Nu toepassing kan worden gegeven aan de weigeringsgrond dat geen sprake is van een urgent huisvestingsprobleem [2] , hoeft de andere weigeringsgrond die aan het bestreden besluit ten grondslag ligt [3] niet besproken te worden.
Had de SUWR de hardheidsclausule moeten toepassen?
9. Als eiseres niet voldoet aan de voorwaarden voor een urgentieverklaring, dan kan de SUWR toch een urgentieverklaring toekennen op grond van de hardheidsclausule. Volgens artikel 2.5 van bijlage 1 bij de Verordening moet een weigering van een urgentieverklaring dan leiden tot een schrijnende situatie en moeten er bijzondere omstandigheden zijn die bij de vaststelling van de Verordening niet voorzien waren.
9.1.
De rechtbank vindt dat de SUWR zich op het standpunt heeft kunnen stellen dat er geen aanleiding bestaat om op grond van de hardheidsclausule toch een urgentieverklaring aan eiseres te verlenen. Eiseres heeft niet aannemelijk gemaakt dat haar situatie schrijnend is en dat er bijzondere omstandigheden zijn. Daarbij weegt de rechtbank mee dat eiseres al een aantal keer eerder een urgentieverklaring heeft gekregen, onder meer vanwege het horen van stemmen in de woning waarin zij eerder woonde. Daarnaast heeft de SUWR zich op het standpunt mogen stellen dat de omstandigheid dat eiseres van een grote naar een kleinere woning wil verhuizen niet uitzonderlijk is. De SUWR stelt dat er ook veel vraag is naar kleine woningen. De rechtbank ziet geen reden om hieraan te twijfelen. De stelling van eiseres dat dit niet klopt, heeft eiseres ook niet verder onderbouwd.

Conclusie en gevolgen

10. Het beroep is ongegrond. Dit betekent dat de SUWR geen urgentieverklaring aan eiseres hoefde te verstrekken.
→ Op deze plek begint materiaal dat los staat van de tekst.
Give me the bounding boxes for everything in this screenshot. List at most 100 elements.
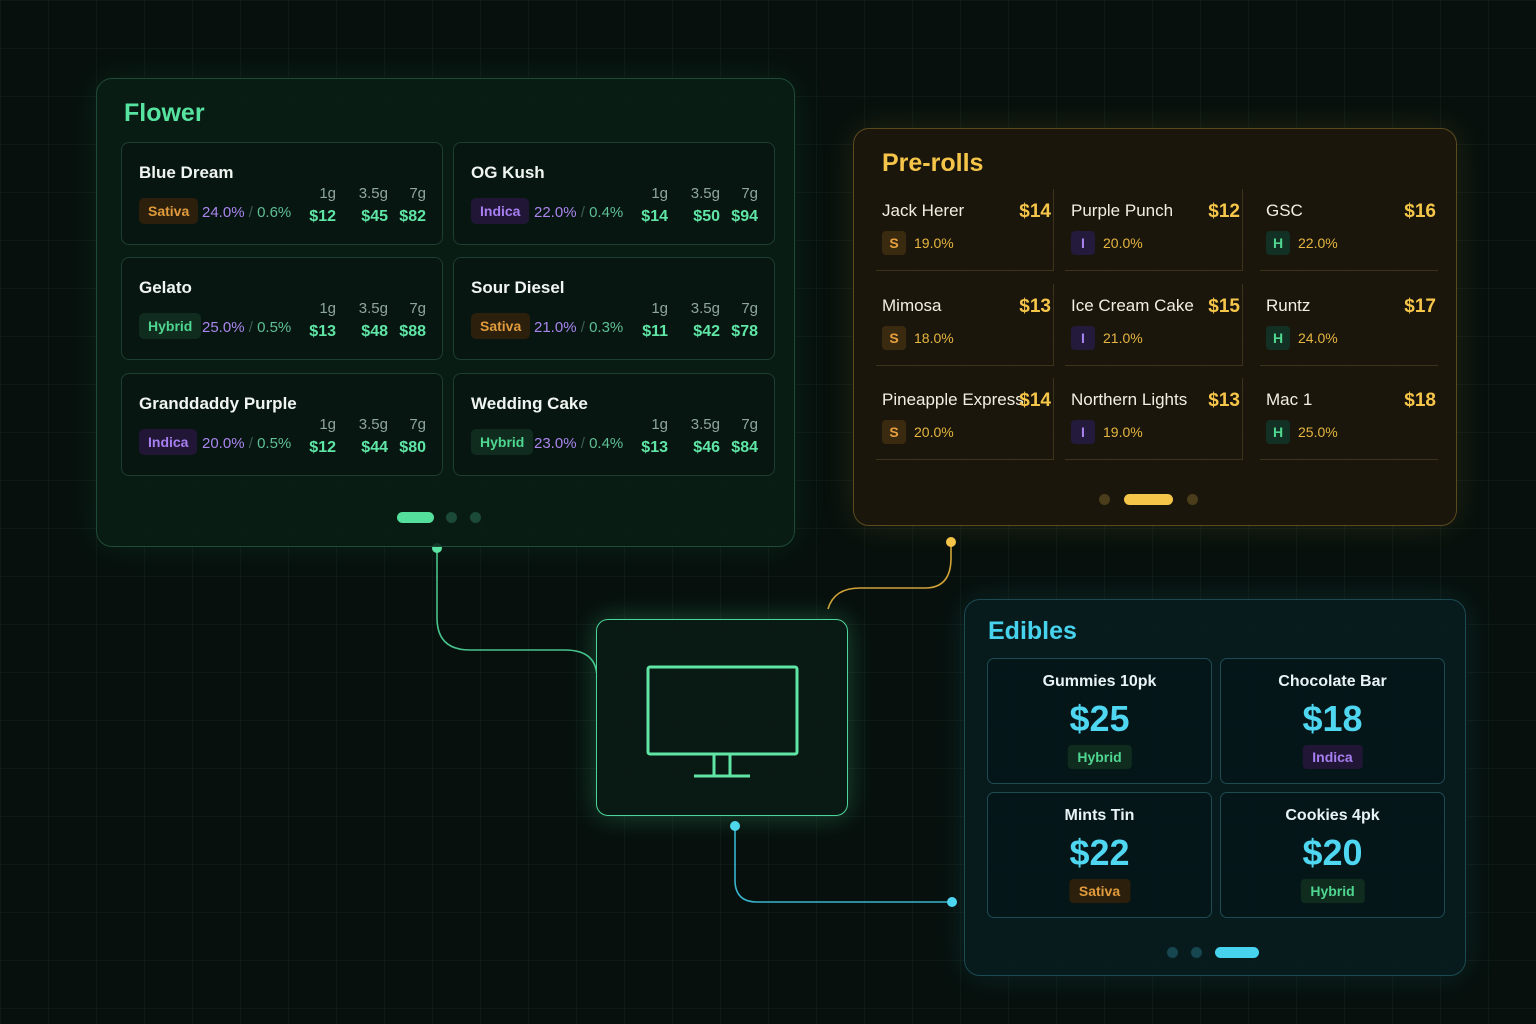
strain-type-badge: Sativa — [1068, 879, 1131, 903]
separator: / — [244, 319, 258, 336]
product-name: Gummies 10pk — [1042, 673, 1157, 690]
monitor-icon — [646, 665, 799, 778]
prerolls-title: Pre-rolls — [882, 149, 984, 177]
flower-connector — [436, 548, 598, 679]
price-value: $82 — [399, 208, 426, 225]
weight-label: 3.5g — [690, 416, 720, 433]
product-name: Gelato — [139, 278, 192, 297]
weight-label: 7g — [741, 300, 758, 317]
thc-cbd-values: 23.0% / 0.4% — [534, 435, 623, 452]
product-price: $13 — [1208, 390, 1240, 411]
thc-cbd-values: 21.0% / 0.3% — [534, 319, 623, 336]
flower-product-card[interactable]: Sour Diesel Sativa 21.0% / 0.3% 1g $11 3.5g $4… — [453, 257, 775, 360]
price-value: $94 — [731, 208, 758, 225]
cbd-value: 0.5% — [257, 319, 292, 336]
price-value: $13 — [309, 323, 336, 340]
strain-type-badge: Indica — [139, 429, 198, 455]
preroll-product-cell[interactable]: Jack Herer $14 S 19.0% — [876, 189, 1054, 271]
flower-product-card[interactable]: OG Kush Indica 22.0% / 0.4% 1g $14 3.5g $50 7g $… — [453, 142, 775, 245]
thc-value: 21.0% — [534, 319, 577, 336]
prerolls-panel: Pre-rolls Jack Herer $14 S 19.0% Purple Punc… — [853, 128, 1457, 526]
price-column: 3.5g $45 — [359, 185, 388, 226]
edible-product-card[interactable]: Cookies 4pk $20 Hybrid — [1220, 792, 1445, 918]
preroll-product-cell[interactable]: Mimosa $13 S 18.0% — [876, 284, 1054, 366]
product-price: $18 — [1302, 698, 1363, 739]
separator: / — [576, 435, 590, 452]
edible-product-card[interactable]: Chocolate Bar $18 Indica — [1220, 658, 1445, 784]
thc-value: 21.0% — [1103, 330, 1143, 346]
product-name: Blue Dream — [139, 163, 234, 182]
price-value: $48 — [361, 323, 388, 340]
product-name: Wedding Cake — [471, 394, 588, 413]
weight-label: 3.5g — [358, 185, 388, 202]
edibles-page-indicator-active[interactable] — [1215, 947, 1259, 958]
edible-product-card[interactable]: Mints Tin $22 Sativa — [987, 792, 1212, 918]
preroll-product-cell[interactable]: GSC $16 H 22.0% — [1260, 189, 1438, 271]
edibles-page-dot-1[interactable] — [1167, 947, 1178, 958]
thc-value: 18.0% — [914, 330, 954, 346]
flower-page-dot-3[interactable] — [470, 512, 481, 523]
separator: / — [244, 435, 258, 452]
flower-page-dot-2[interactable] — [446, 512, 457, 523]
preroll-product-cell[interactable]: Mac 1 $18 H 25.0% — [1260, 378, 1438, 460]
display-hub[interactable] — [596, 619, 848, 816]
product-price: $13 — [1019, 296, 1051, 317]
flower-product-card[interactable]: Granddaddy Purple Indica 20.0% / 0.5% 1g $12… — [121, 373, 443, 476]
preroll-product-cell[interactable]: Northern Lights $13 I 19.0% — [1065, 378, 1243, 460]
preroll-product-cell[interactable]: Pineapple Express $14 S 20.0% — [876, 378, 1054, 460]
strain-type-badge: Sativa — [471, 313, 531, 339]
product-price: $20 — [1302, 832, 1363, 873]
weight-label: 1g — [319, 300, 336, 317]
strain-type-letter: H — [1266, 420, 1290, 444]
product-name: Jack Herer — [882, 201, 965, 220]
preroll-product-cell[interactable]: Ice Cream Cake $15 I 21.0% — [1065, 284, 1243, 366]
product-name: Granddaddy Purple — [139, 394, 297, 413]
price-column: 1g $13 — [641, 416, 668, 457]
product-price: $14 — [1019, 201, 1051, 222]
price-column: 1g $11 — [642, 300, 668, 341]
price-value: $44 — [361, 439, 388, 456]
price-column: 3.5g $46 — [691, 416, 720, 457]
product-price: $16 — [1404, 201, 1436, 222]
strain-type-badge: Hybrid — [1067, 745, 1132, 769]
edible-connector — [734, 827, 952, 903]
thc-value: 22.0% — [1298, 235, 1338, 251]
flower-product-card[interactable]: Gelato Hybrid 25.0% / 0.5% 1g $13 3.5g $48 7g $8… — [121, 257, 443, 360]
price-value: $88 — [399, 323, 426, 340]
preroll-connector-node — [946, 537, 956, 547]
weight-label: 1g — [651, 185, 668, 202]
preroll-product-cell[interactable]: Purple Punch $12 I 20.0% — [1065, 189, 1243, 271]
flower-title: Flower — [124, 99, 205, 127]
strain-type-letter: H — [1266, 231, 1290, 255]
prerolls-page-dot-1[interactable] — [1099, 494, 1110, 505]
price-column: 3.5g $42 — [691, 300, 720, 341]
flower-product-card[interactable]: Blue Dream Sativa 24.0% / 0.6% 1g $12 3.5g $45… — [121, 142, 443, 245]
prerolls-page-dot-3[interactable] — [1187, 494, 1198, 505]
prerolls-page-indicator-active[interactable] — [1124, 494, 1173, 505]
price-column: 7g $88 — [399, 300, 426, 341]
product-name: Cookies 4pk — [1285, 807, 1380, 824]
weight-label: 7g — [409, 300, 426, 317]
price-column: 3.5g $48 — [359, 300, 388, 341]
weight-label: 3.5g — [690, 300, 720, 317]
price-column: 3.5g $50 — [691, 185, 720, 226]
product-name: OG Kush — [471, 163, 545, 182]
price-value: $42 — [693, 323, 720, 340]
price-column: 7g $94 — [731, 185, 758, 226]
preroll-product-cell[interactable]: Runtz $17 H 24.0% — [1260, 284, 1438, 366]
thc-value: 25.0% — [202, 319, 245, 336]
flower-product-card[interactable]: Wedding Cake Hybrid 23.0% / 0.4% 1g $13 3.5g $… — [453, 373, 775, 476]
thc-value: 23.0% — [534, 435, 577, 452]
thc-value: 19.0% — [1103, 424, 1143, 440]
strain-type-badge: Hybrid — [471, 429, 534, 455]
flower-page-indicator-active[interactable] — [397, 512, 434, 523]
edible-product-card[interactable]: Gummies 10pk $25 Hybrid — [987, 658, 1212, 784]
strain-type-badge: Hybrid — [1300, 879, 1365, 903]
edibles-page-dot-2[interactable] — [1191, 947, 1202, 958]
product-name: Sour Diesel — [471, 278, 565, 297]
product-name: Mints Tin — [1064, 807, 1135, 824]
thc-cbd-values: 20.0% / 0.5% — [202, 435, 291, 452]
price-value: $80 — [399, 439, 426, 456]
price-value: $46 — [693, 439, 720, 456]
product-name: Mac 1 — [1266, 390, 1313, 409]
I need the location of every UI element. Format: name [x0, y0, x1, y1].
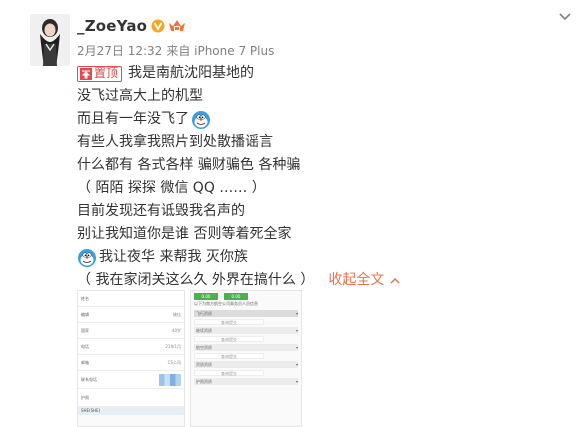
submit-button: 查询提交	[194, 319, 264, 325]
collapse-full-text-link[interactable]: 收起全文	[328, 269, 400, 292]
text-line-2: 没飞过高大上的机型	[77, 88, 203, 104]
thumbnail-note: 以下为南方航空公司乘务员人员信息	[194, 301, 258, 306]
section-bar: 继续资质 ▾	[194, 327, 298, 334]
submit-button: 查询提交	[194, 353, 264, 359]
image-thumbnail-2[interactable]: 0.00 0.00 以下为南方航空公司乘务员人员信息 飞行资质 ▾ 查询提交 继续…	[190, 290, 302, 427]
text-line-9: 我让夜华 来帮我 灭你族	[99, 249, 248, 265]
blurred-mosaic	[159, 373, 181, 386]
text-line: 置顶 我是南航沈阳基地的	[77, 62, 557, 85]
text-line-3: 而且有一年没飞了	[77, 111, 189, 127]
doraemon-emoji-icon	[192, 110, 210, 129]
section-bar: 航空资质 ▾	[194, 344, 298, 351]
pinned-label: 置顶	[94, 66, 119, 80]
form-row: 编辑 姚佳	[78, 307, 184, 323]
form-row: 电话 21年1月	[78, 339, 184, 355]
section-bar: 护照资质 ▾	[194, 378, 298, 385]
username[interactable]: _ZoeYao	[77, 17, 147, 35]
green-value-box: 0.00	[194, 293, 218, 300]
verified-badge-icon	[151, 19, 165, 33]
collapse-label: 收起全文	[328, 272, 385, 288]
text-line-10: （ 我在家闭关这么久 外界在搞什么 ）	[77, 272, 315, 288]
post-body: 置顶 我是南航沈阳基地的 没飞过高大上的机型 而且有一年没飞了 有些人我拿我照片…	[77, 62, 557, 292]
post-meta: 2月27日 12:32 来自 iPhone 7 Plus	[77, 42, 274, 59]
text-line-1: 我是南航沈阳基地的	[128, 65, 255, 81]
image-thumbnail-1[interactable]: 姓名 编辑 姚佳 国家 40岁 电话 21年1月 邮箱 CS公司 联系电话 护照 SHE…	[77, 290, 185, 427]
post-header: _ZoeYao	[77, 13, 186, 39]
form-row: 邮箱 CS公司	[78, 355, 184, 371]
form-row: 联系电话	[78, 371, 184, 389]
chevron-up-icon	[390, 277, 400, 284]
avatar[interactable]	[30, 14, 70, 66]
submit-button: 查询提交	[194, 370, 264, 376]
text-line-8: 别让我知道你是谁 否则等着死全家	[77, 226, 292, 242]
form-row: 国家 40岁	[78, 323, 184, 339]
chevron-down-icon[interactable]	[558, 12, 572, 22]
member-level-icon[interactable]	[168, 18, 186, 34]
pin-top-icon	[80, 67, 92, 80]
pinned-badge: 置顶	[77, 65, 123, 82]
section-bar: 飞行资质 ▾	[194, 310, 298, 317]
weibo-post-card: _ZoeYao 2月27日 12:32 来自 iPhone 7 Plus 置顶 …	[0, 0, 585, 427]
doraemon-emoji-icon	[78, 248, 96, 267]
form-row: 护照	[78, 389, 184, 407]
section-bar: 资质资质 ▾	[194, 361, 298, 368]
post-source: 来自 iPhone 7 Plus	[166, 44, 275, 58]
text-line-6: （ 陌陌 探探 微信 QQ …… ）	[77, 180, 266, 196]
submit-button: 查询提交	[194, 336, 264, 342]
green-value-box: 0.00	[224, 293, 248, 300]
text-line-5: 什么都有 各式各样 骗财骗色 各种骗	[77, 157, 301, 173]
post-timestamp[interactable]: 2月27日 12:32	[77, 42, 162, 59]
form-footer: SHE(SHE)	[78, 407, 184, 415]
form-row: 姓名	[78, 291, 184, 307]
text-line-4: 有些人我拿我照片到处散播谣言	[77, 134, 273, 150]
text-line-7: 目前发现还有诋毁我名声的	[77, 203, 245, 219]
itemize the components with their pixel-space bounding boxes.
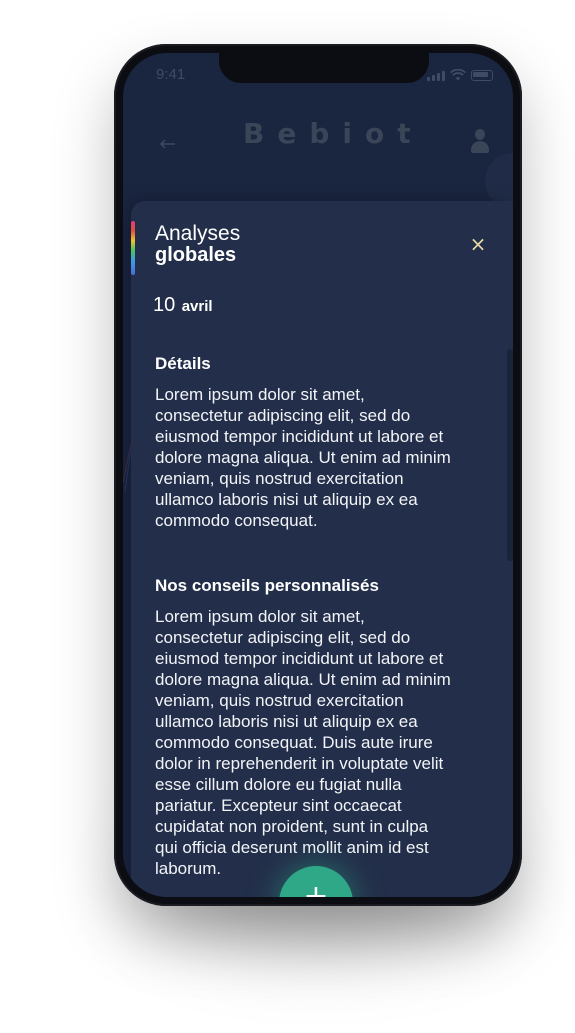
cellular-signal-icon: [427, 71, 445, 81]
section-heading-details: Détails: [155, 354, 211, 373]
battery-icon: [471, 70, 493, 81]
notch: [219, 53, 429, 83]
close-button[interactable]: ×: [469, 232, 487, 256]
date-day: 10: [153, 294, 176, 316]
plus-icon: +: [303, 879, 329, 897]
analysis-card: Analyses globales × 10 avril Détails Lor…: [131, 201, 513, 897]
card-date: 10 avril: [153, 294, 213, 317]
scrollbar[interactable]: [507, 349, 513, 561]
section-body-advice: Lorem ipsum dolor sit amet, consectetur …: [155, 607, 451, 878]
app-screen: 9:41 Bebiot Analyses globales × 10 avril…: [123, 53, 513, 897]
card-title-light: Analyses: [155, 222, 241, 245]
rainbow-accent-bar: [131, 221, 135, 275]
wifi-icon: [450, 69, 466, 81]
section-heading-advice: Nos conseils personnalisés: [155, 576, 379, 595]
status-icons: [427, 69, 493, 81]
date-month: avril: [181, 298, 213, 315]
stage: 9:41 Bebiot Analyses globales × 10 avril…: [0, 0, 575, 1033]
phone-frame: 9:41 Bebiot Analyses globales × 10 avril…: [114, 44, 522, 906]
status-time: 9:41: [156, 66, 186, 83]
card-title-bold: globales: [155, 244, 237, 266]
app-logo: Bebiot: [243, 117, 424, 150]
user-icon: [475, 129, 485, 140]
profile-button[interactable]: [469, 129, 491, 155]
back-button[interactable]: [159, 136, 176, 154]
section-body-details: Lorem ipsum dolor sit amet, consectetur …: [155, 385, 451, 530]
close-icon: ×: [469, 232, 487, 256]
arrow-left-icon: [159, 139, 175, 149]
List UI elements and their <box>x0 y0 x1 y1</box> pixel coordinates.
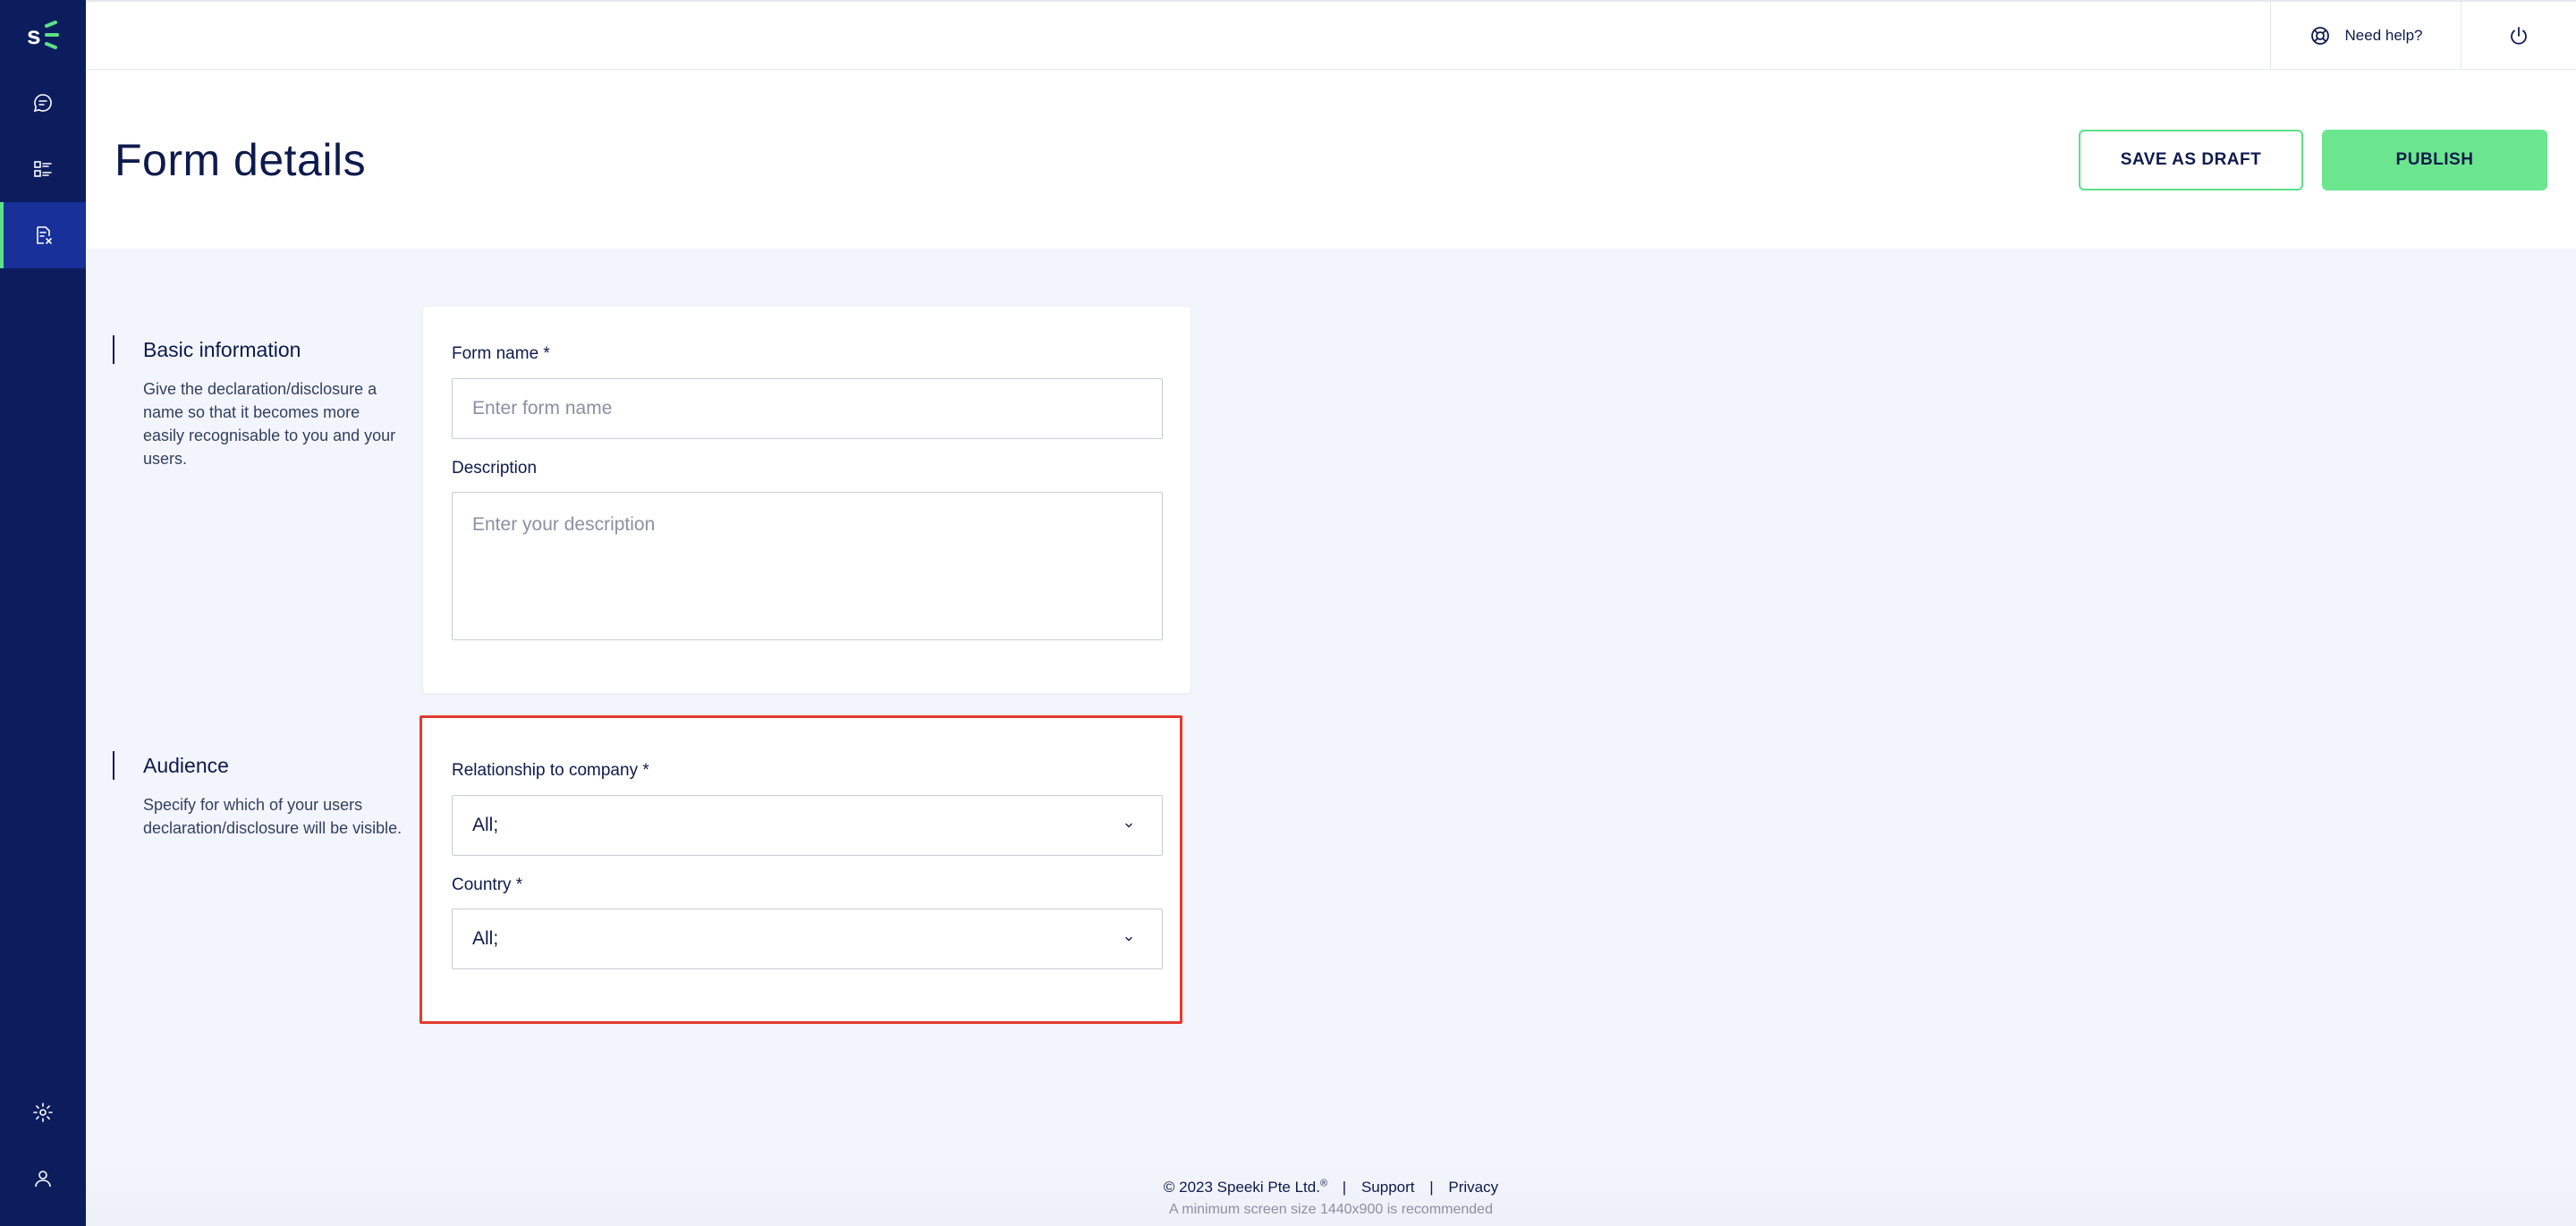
page-header: Form details SAVE AS DRAFT PUBLISH <box>86 70 2576 249</box>
s-logo-icon: s <box>27 21 59 49</box>
copyright: © 2023 Speeki Pte Ltd. <box>1163 1178 1320 1196</box>
basic-info-card: Form name * Enter form name Description … <box>423 307 1191 693</box>
basic-info-heading: Basic information <box>113 335 301 364</box>
sidebar-item-settings[interactable] <box>0 1079 86 1146</box>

Eiseres krijgt daarom het griffierecht niet terug. Zij krijgt ook geen vergoeding van haar proceskosten.

Beslissing

De rechtbank verklaart het beroep ongegrond.
Deze uitspraak is gedaan door mr. E. Lunenberg, rechter, in aanwezigheid van
mr. W.D.F. Oskam, griffier. De uitspraak is uitgesproken in het openbaar op 21 november 2024.
griffier
rechter
Een afschrift van deze uitspraak is verzonden aan partijen op:

Informatie over hoger beroep

Een partij die het niet eens is met deze uitspraak, kan een hogerberoepschrift sturen naar de Afdeling bestuursrechtspraak van de Raad van State waarin wordt uitgelegd waarom deze partij het niet eens is met deze uitspraak. Het hogerberoepschrift moet worden ingediend binnen zes weken na de dag waarop deze uitspraak is verzonden. Kan de indiener de behandeling van het hoger beroep niet afwachten, omdat de zaak spoed heeft, dan kan de indiener de voorzieningenrechter van de Afdeling bestuursrechtspraak van de Raad van State vragen om een voorlopige voorziening (een tijdelijke maatregel) te treffen.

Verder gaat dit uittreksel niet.